I’m not addressing your logic or calculations yet, but the first thing I noticed is that you’re making a major mistake here.

As I wrote in my post at Design Problem - #4 by KenWhitesell

• Never, under any condition or circumstance, for absolutely no reason whatever, should you ever, ever even think about using FloatField for financial data or financial-related fields. Not for costs, prices, totals, hours, rates, nothing - just don’t do it. Use the Decimal field for them.

While this issue goes well beyond just Python and Django, the Python docs at 15. Floating Point Arithmetic: Issues and Limitations — Python 3.11.3 documentation do a good job of introducing the topic.

Now, regarding your logic - what makes you think something is wrong? Do you have some data that you have tested with that is giving you unexpected values?
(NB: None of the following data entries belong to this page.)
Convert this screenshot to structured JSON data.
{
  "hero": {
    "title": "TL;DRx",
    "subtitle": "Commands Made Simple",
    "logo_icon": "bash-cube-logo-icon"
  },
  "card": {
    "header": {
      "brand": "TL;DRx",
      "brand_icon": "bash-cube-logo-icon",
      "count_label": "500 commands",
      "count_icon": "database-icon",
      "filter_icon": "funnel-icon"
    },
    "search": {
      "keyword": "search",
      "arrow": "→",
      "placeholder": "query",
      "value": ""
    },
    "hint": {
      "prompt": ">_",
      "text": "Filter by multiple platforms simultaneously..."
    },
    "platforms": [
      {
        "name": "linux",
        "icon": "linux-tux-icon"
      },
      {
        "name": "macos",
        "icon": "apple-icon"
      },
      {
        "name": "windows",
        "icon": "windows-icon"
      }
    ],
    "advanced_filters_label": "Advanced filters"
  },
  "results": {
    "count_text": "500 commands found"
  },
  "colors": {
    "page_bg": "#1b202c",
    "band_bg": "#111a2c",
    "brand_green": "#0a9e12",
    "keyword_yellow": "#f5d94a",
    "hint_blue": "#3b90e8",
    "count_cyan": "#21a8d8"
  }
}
Or are you getting some type of error message?

1 Like

agree with Ken, I cannot count the number of times I have seen numbers (financial or otherwise, though when financial, can cause worrisome side effects, especially with many numbers) such as:

. `price_per_item`: `11.2000000006`
. `profit`: `99.000000000000001`

etc, etc.

one rule:

``````from decimal import Decimal
``````
1 Like

Thank you for your feedback. I was using float-field with a formatter for 2 decimal places. But it seems that is not best practice. Okay I will update that. I worked with my tutor and the problem was in depth but the back end logic works. On to my next step in the project.